The vet office off Pleasant Park Road sits on 11 acres, with facilities that host five critical-care stalls and capacity for 12 additional horses. A closed-circuit TV system allows Internet access to monitor the horses in the recovery stalls.

The practice isn’t limited to just equine dentistry. It’s a full-service clinic with an in-house lab, computerized radiography known as digital X-rays, ultrasound equipment, video endoscope and a fully equipped surgery suite.

All the equipment still doesn’t prepare vets for everything they might find inside a horse’s mouth.

The oddest thing that Olds has seen in a horse’s mouth was a 5-inch rusty wire that was embedded in a horse’s tongue.
“I didn’t feel it or see it until I shined a light in there,” Olds said.

The owners told Olds that the horse had been head-shy, and after Olds removed the offending wire, the horse no longer had issues with people touching its head.

Olds, who always wanted to be a veterinarian, has also seen sticks stuck in the roof of the mouth, a cracked tooth turned sideways and the last tooth in a horse’s mouth so overgrown it had worked its way into the roof of the mouth.

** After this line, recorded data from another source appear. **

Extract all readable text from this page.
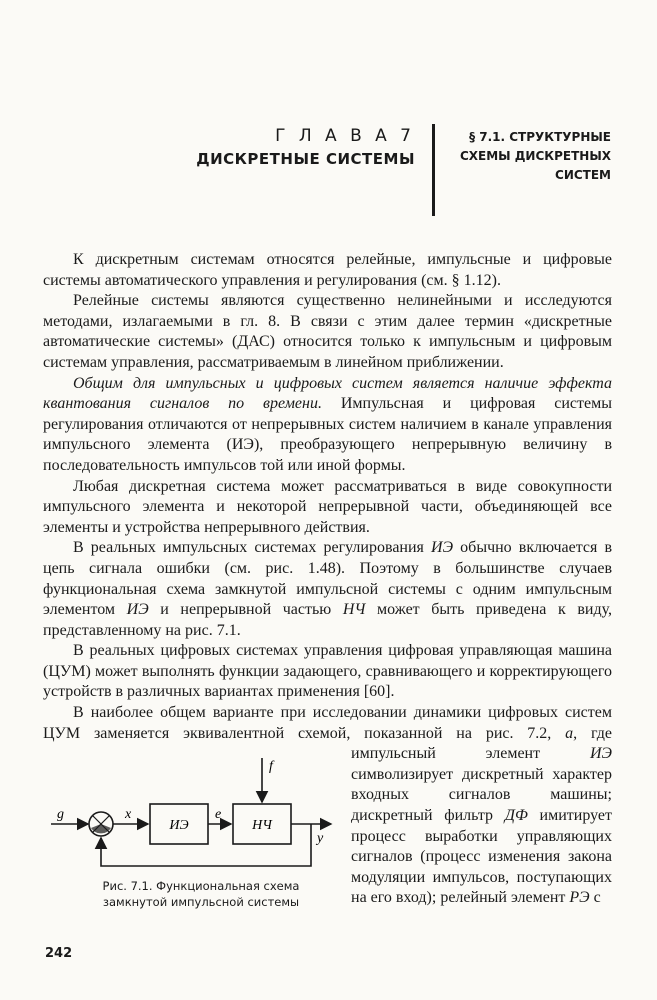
Г Л А В А 7
ДИСКРЕТНЫЕ СИСТЕМЫ
§ 7.1. СТРУКТУРНЫЕ
СХЕМЫ ДИСКРЕТНЫХ
СИСТЕМ

К дискретным системам относятся релейные, импульсные и цифровые системы автоматического управления и регулирования (см. § 1.12).

Релейные системы являются существенно нелинейными и исследуются методами, излагаемыми в гл. 8. В связи с этим далее термин «дискретные автоматические системы» (ДАС) относится только к импульсным и цифровым системам управления, рассматриваемым в линейном приближении.

Общим для импульсных и цифровых систем является наличие эффекта квантования сигналов по времени. Импульсная и цифровая системы регулирования отличаются от непрерывных систем наличием в канале управления импульсного элемента (ИЭ), преобразующего непрерывную величину в последовательность импульсов той или иной формы.

Любая дискретная система может рассматриваться в виде совокупности импульсного элемента и некоторой непрерывной части, объединяющей все элементы и устройства непрерывного действия.

В реальных импульсных системах регулирования ИЭ обычно включается в цепь сигнала ошибки (см. рис. 1.48). Поэтому в большинстве случаев функциональная схема замкнутой импульсной системы с одним импульсным элементом ИЭ и непрерывной частью НЧ может быть приведена к виду, представленному на рис. 7.1.

В реальных цифровых системах управления цифровая управляющая машина (ЦУМ) может выполнять функции задающего, сравнивающего и корректирующего устройств в различных вариантах применения [60].

В наиболее общем варианте при исследовании динамики цифровых систем ЦУМ заменяется эквивалентной схемой, показанной на
g	x	e
f
y
ИЭ	НЧ
Рис. 7.1. Функциональная схема
замкнутой импульсной системы
рис. 7.2, а, где импульсный элемент ИЭ символизирует дискретный характер входных сигналов машины; дискретный фильтр ДФ имитирует процесс выработки управляющих сигналов (процесс изменения закона модуляции импульсов, поступающих на его вход); релейный элемент РЭ с

242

“Unless you sedate a horse, you won’t find these things,” Olds said, “We never know what we’re going to see in there.”
Horses are living longer, and dental care is playing a role in their longevity. Olds said it is not unusual to see horses live into their 30s due to a combination of genetics, vet care, dental care and improved de-wormers. There are now feed options for senior horses that contain complete nutrition, and horses can now be fed healthy diets that don’t include hay.

Olds said she once had a 42-year-old horse at the clinic, but she couldn’t verify the horse’s age through records. She does see horses as old as 35 on a regular basis.

The clinic also sees llamas, alpacas, goats, sheep and some swine and cattle, and it is one of the few practices that will see potbelly pigs. The practice area is from Shawnee to Interstate 25 and Arvada to Sedalia, but by arrangement the vets pay calls to Fort Collins, Fairplay, Brighton and Bennett.

The clinic also offers chiropractic adjustments for horses, but Olds’ passion is the dental side of the practice.

“It’s almost like instant gratification to do dental work,” Olds said. “You can take a horse that’s in pain, and after treatment, they have a change in personality, and it’s like a different horse.”

To reach Barbara Ford, email barbara@evergreenco.com or call 303-350-1043.

Box:
Aspen Creek Large Animal Clinic & Equine Dentistry Services
23605 Oehlmann Park Road in Conifer
303-697-4864
http://www.aspencreeklac.com/
Exams, sedation, dentistry procedures, bit seats and charting range in price from $125 to $175 per horse. The trip charge is $55.

PS- I wanted to title this piece "Cavity Search" but the editors wouldn't go for it.